Here I would like to give a brief lesson on functional programming in R. As I am not a computer science expert, I do not wish to get too deep into the details of how functional programming is different from other styles like Object-Oriented Programming (OOP). If you are interested you can do some reading online.
The advantage of functional programming in R for me is that it has given me a way of envisioning problems and having a reliable systematic method for finding solutions. We will begin first by writing a function in R.
multiply_by_2 <- function(x) {
2 * x
}
multiply_by_2(3)
## [1] 6
The above written function can be thought of as the following equation, \[f(x) = 2x\] where the input that we have given is \(x=3\). This is when thinking about problems in a strict mathematical sense, where we are dealing with ordinary numbers and mathematical operations. Instead, we would like to think beyond numbers and start seeing random variables which can have an array of possible values.
\[g(X,Y,Z)=\frac{length(X) + sum(Y)}{Z}\] Here we can think of \(X\) as a random string, for example, ‘Hello, nice to meet you.’ We can also think of \(Y\) as a vector of numbers (e.g., 3, 4, 5). While \(Z\) is just a number between 1-5.
set.seed(101)
(X <- 'Hello, nice to meet you.')
## [1] "Hello, nice to meet you."
(Y <- c(3, 4, 5))
## [1] 3 4 5
(Z <- sample(1:5, 1))
## [1] 2
g_function <- function(local_x, local_y, local_z) {
print('Calculating g function...')
result <- (nchar(local_x) + sum(local_y)) / local_z
return(result)
}
g_function(local_x = X, local_y = Y, local_z = Z)
## [1] "Calculating g function..."
## [1] 18
What we have just done is we have written a customized function that is specific to the datatypes at hand and figured out a calculation based on our input of random variables. We would like to expand this sort of thinking to approach the big data type of situations which we may run into when practicing data science.

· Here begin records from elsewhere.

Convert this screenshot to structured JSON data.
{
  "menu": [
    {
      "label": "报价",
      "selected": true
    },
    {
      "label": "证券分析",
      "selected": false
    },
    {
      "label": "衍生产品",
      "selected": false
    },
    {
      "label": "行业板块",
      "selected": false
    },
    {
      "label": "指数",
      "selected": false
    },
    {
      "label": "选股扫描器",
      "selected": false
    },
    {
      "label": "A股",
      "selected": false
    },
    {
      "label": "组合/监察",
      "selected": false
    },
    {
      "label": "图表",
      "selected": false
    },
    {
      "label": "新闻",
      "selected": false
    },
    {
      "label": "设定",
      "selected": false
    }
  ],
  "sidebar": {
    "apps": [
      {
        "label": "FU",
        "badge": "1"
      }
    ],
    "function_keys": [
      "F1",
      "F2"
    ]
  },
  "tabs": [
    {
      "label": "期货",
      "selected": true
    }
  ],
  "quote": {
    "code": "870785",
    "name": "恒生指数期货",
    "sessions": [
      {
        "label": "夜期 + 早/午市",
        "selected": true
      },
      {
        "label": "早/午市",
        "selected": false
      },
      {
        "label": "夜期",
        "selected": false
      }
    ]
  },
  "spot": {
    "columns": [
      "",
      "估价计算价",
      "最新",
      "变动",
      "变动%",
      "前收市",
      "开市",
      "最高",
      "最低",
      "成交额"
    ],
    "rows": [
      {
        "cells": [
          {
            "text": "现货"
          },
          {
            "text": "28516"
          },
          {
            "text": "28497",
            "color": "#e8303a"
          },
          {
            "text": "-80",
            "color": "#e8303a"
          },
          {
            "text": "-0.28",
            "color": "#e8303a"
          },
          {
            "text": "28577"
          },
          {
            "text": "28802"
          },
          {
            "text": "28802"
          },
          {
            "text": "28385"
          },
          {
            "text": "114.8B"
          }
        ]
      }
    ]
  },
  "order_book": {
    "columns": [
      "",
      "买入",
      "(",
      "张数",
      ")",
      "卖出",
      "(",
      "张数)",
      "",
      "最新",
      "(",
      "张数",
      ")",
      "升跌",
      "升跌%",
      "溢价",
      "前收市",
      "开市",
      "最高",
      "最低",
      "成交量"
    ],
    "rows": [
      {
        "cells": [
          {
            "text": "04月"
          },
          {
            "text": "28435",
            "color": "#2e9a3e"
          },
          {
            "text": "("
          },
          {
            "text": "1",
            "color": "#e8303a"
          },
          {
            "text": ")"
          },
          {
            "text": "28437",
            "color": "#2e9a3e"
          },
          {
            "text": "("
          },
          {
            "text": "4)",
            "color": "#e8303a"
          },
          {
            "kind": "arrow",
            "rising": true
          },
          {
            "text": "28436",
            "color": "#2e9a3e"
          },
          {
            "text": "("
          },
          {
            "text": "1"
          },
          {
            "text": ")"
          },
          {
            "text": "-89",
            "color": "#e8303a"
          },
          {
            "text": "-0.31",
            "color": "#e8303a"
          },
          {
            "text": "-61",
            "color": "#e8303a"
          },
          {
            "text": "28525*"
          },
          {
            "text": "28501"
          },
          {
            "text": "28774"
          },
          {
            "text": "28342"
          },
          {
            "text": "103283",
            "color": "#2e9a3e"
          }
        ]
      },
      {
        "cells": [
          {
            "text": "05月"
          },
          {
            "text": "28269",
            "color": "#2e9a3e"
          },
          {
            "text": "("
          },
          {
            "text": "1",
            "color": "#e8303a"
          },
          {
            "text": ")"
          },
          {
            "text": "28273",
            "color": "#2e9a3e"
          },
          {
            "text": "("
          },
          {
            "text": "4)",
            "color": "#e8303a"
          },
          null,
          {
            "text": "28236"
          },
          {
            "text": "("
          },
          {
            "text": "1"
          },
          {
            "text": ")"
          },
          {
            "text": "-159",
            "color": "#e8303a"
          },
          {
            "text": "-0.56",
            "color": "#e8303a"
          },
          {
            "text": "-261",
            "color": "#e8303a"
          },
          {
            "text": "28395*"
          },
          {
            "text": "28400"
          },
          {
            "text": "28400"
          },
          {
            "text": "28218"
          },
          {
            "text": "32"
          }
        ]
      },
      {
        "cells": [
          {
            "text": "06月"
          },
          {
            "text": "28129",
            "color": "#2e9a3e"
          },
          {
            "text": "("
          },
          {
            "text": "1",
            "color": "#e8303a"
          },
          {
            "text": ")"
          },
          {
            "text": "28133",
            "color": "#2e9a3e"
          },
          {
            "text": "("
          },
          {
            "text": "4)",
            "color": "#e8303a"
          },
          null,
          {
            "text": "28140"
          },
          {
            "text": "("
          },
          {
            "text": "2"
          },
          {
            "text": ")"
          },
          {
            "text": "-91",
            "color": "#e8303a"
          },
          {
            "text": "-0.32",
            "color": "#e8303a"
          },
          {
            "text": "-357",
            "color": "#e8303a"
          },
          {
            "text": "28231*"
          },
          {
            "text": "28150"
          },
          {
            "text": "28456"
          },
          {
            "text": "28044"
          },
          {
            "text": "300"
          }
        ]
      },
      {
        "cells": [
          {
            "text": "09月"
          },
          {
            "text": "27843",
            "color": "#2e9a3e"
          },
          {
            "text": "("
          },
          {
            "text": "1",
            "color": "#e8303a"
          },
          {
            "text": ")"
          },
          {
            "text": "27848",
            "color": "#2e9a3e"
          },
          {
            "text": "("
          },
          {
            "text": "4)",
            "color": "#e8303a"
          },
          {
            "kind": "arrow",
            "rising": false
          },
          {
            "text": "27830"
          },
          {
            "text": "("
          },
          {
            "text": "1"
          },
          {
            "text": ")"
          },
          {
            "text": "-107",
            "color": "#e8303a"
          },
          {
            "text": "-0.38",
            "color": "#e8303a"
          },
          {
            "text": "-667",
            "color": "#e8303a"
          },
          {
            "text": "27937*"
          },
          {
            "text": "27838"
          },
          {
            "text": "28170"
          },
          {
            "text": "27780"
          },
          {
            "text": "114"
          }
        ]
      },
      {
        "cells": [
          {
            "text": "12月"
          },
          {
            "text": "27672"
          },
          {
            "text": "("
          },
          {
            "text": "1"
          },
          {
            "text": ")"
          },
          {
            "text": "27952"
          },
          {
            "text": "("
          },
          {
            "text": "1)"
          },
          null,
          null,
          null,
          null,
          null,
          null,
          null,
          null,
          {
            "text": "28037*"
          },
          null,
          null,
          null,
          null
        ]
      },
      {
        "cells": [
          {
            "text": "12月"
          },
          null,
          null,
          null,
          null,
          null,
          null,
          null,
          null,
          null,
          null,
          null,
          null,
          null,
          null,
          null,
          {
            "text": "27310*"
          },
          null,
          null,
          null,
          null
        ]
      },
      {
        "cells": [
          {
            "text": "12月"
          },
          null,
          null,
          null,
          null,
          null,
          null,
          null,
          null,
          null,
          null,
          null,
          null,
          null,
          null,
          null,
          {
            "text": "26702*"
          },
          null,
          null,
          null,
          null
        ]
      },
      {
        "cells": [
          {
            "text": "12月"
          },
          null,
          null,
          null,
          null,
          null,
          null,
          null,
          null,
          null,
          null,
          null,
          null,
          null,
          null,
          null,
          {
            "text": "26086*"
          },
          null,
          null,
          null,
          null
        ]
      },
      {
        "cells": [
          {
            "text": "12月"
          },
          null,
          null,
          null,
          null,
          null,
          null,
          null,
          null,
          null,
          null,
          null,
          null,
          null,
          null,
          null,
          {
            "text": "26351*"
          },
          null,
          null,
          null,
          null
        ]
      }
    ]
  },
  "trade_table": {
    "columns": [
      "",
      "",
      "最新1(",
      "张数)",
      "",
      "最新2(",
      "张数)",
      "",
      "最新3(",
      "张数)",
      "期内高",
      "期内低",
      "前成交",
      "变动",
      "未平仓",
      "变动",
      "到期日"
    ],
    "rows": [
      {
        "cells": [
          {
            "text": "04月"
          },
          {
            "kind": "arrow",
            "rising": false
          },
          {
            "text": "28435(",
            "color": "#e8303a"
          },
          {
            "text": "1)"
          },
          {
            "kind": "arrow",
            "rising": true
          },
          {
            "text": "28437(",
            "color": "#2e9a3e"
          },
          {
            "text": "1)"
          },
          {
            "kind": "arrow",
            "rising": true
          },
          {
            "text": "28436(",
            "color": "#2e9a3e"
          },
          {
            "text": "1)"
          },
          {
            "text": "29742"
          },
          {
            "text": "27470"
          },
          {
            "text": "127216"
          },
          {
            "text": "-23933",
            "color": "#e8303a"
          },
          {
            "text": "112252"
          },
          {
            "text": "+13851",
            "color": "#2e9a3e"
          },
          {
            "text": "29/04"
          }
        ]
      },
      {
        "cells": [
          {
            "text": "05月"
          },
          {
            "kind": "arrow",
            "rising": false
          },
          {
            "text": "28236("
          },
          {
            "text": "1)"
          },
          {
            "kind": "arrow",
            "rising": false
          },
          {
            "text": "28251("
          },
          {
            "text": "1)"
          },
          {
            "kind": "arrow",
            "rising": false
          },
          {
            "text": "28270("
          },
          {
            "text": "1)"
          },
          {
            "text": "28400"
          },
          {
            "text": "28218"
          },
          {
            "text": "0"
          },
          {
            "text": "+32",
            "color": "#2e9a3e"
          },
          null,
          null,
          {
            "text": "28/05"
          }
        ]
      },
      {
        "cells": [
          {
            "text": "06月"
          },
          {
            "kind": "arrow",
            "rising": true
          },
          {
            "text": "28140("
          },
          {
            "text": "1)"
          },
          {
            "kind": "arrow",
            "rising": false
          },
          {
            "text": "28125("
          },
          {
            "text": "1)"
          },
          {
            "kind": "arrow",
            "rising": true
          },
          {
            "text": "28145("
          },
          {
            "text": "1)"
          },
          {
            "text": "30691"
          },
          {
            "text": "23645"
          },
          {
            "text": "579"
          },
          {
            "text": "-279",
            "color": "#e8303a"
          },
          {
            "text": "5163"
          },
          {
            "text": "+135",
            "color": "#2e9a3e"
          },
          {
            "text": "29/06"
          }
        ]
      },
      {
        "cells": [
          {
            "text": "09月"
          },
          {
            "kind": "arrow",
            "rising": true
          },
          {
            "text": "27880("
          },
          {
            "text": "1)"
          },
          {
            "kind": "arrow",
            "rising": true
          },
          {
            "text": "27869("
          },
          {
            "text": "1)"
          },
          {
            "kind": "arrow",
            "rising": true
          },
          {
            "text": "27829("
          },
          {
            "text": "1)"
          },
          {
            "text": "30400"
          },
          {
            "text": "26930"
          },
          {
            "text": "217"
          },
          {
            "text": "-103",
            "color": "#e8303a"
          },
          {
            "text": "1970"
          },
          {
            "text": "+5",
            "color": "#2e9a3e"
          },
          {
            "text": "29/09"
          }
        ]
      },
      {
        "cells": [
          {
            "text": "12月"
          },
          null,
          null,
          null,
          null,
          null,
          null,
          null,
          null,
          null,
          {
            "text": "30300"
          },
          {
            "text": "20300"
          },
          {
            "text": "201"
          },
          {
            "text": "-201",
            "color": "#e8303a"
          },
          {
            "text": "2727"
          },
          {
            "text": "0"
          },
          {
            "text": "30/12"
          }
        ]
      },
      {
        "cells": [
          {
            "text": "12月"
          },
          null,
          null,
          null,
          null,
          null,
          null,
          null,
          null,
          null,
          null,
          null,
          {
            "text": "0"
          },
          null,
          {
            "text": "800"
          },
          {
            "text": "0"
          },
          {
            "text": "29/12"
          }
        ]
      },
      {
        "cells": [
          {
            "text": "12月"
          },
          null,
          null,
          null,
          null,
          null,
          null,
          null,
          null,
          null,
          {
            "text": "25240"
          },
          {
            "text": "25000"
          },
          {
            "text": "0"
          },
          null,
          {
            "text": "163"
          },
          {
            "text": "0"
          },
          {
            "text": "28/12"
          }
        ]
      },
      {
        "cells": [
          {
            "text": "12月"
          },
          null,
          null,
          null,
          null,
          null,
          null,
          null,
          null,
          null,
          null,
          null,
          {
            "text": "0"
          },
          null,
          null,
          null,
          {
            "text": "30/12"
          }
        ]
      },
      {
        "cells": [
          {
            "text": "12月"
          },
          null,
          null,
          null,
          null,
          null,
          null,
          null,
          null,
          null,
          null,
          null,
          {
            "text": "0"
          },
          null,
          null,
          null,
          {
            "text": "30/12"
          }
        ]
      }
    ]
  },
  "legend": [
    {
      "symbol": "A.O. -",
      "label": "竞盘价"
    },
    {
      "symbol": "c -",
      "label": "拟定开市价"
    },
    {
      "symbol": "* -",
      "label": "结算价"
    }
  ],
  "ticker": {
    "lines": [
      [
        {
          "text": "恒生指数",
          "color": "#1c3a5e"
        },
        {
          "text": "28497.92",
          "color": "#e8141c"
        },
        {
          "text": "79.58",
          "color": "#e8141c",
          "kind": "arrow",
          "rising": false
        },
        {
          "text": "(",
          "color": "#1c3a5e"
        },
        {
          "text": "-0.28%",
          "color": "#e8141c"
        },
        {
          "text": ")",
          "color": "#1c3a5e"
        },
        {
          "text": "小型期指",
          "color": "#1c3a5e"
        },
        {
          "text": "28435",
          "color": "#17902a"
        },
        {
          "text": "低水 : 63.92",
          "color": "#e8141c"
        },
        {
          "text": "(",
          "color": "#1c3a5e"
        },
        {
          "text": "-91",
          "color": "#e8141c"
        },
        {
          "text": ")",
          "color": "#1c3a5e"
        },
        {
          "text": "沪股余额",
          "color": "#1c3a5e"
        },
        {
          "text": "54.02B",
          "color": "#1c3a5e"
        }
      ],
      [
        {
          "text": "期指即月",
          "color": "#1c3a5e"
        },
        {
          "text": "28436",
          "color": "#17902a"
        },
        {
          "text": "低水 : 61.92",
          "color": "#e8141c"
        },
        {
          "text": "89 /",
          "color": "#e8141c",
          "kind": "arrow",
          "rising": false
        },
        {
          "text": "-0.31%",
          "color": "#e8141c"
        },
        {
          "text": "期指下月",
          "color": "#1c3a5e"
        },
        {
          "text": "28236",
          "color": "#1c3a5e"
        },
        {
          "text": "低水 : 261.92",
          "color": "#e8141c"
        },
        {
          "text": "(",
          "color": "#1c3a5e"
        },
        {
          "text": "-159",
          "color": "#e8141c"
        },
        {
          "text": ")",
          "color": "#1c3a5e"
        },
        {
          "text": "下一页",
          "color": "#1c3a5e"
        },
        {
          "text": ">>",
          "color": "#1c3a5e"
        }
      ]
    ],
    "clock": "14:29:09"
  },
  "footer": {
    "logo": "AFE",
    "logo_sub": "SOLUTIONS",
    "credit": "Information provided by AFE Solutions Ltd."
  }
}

Let us pretend we have some data for two students in an imaginary Data Science 101 course. They have just finished the semester and have had their scores calculated for the midterm and final exams. They both have an average score of an 87, with some randomness that could be positive or negative. Since we have two students who have both taken 2 exams each with 3 possible scores, we are left with a vector of 12 values representing their corresponding scores on the tests.
Below is an example of such a dataset. All the information is stored in a list called data_science_101 and this list is a list of two other lists (i.e., it is a list of lists). Each of these sub-lists represents a single student with two data frames. So each student is a list of two data frames. These data frames show the three-part scores that they have received on their midterms and finals for Data Science 101.
set.seed(101)
b_score <- rep(87, 12) # B-average
random_mistakes <- rnorm(12, sd = 5) # Random mistakes added to scores
actual_score <- b_score + random_mistakes # Vector of scores
(data_science_101 <- list(
# A list of lists containing exam scores for two students. This idea can easily
# be extended towards 30 or 200 students. Additionally, we can add other
# factors such as: homework, attendeence, and participation.
student_1 = list(
midterm = data.frame(subj_category = c('True_False', 'Stat_Theory', 'Calculations'),
scores = actual_score[1:3]),
final_exam = data.frame(subj_category = c('True_False', 'Stat_Theory', 'Calculations'),
scores = actual_score[4:6])
),
student_2 = list(
midterm = data.frame(subj_category = c('True_False', 'Stat_Theory', 'Calculations'),
scores = actual_score[7:9]),
final_exam = data.frame(subj_category = c('True_False', 'Stat_Theory', 'Calculations'),
scores = actual_score[10:12])
)
))
## $student_1
## $student_1$midterm
## subj_category scores
## 1 True_False 85.36982
## 2 Stat_Theory 89.76231
## 3 Calculations 83.62528
##
## $student_1$final_exam
## subj_category scores
## 1 True_False 88.07180
## 2 Stat_Theory 88.55385
## 3 Calculations 92.86983
##
##
## $student_2
## $student_2$midterm
## subj_category scores
## 1 True_False 90.09395
## 2 Stat_Theory 86.43633
## 3 Calculations 91.58514
##
## $student_2$final_exam
## subj_category scores
## 1 True_False 85.88370
## 2 Stat_Theory 89.63224
## 3 Calculations 83.02578
Now we would like to think of a way that we can look through this more complicated data structure and figure out some sort of calculation.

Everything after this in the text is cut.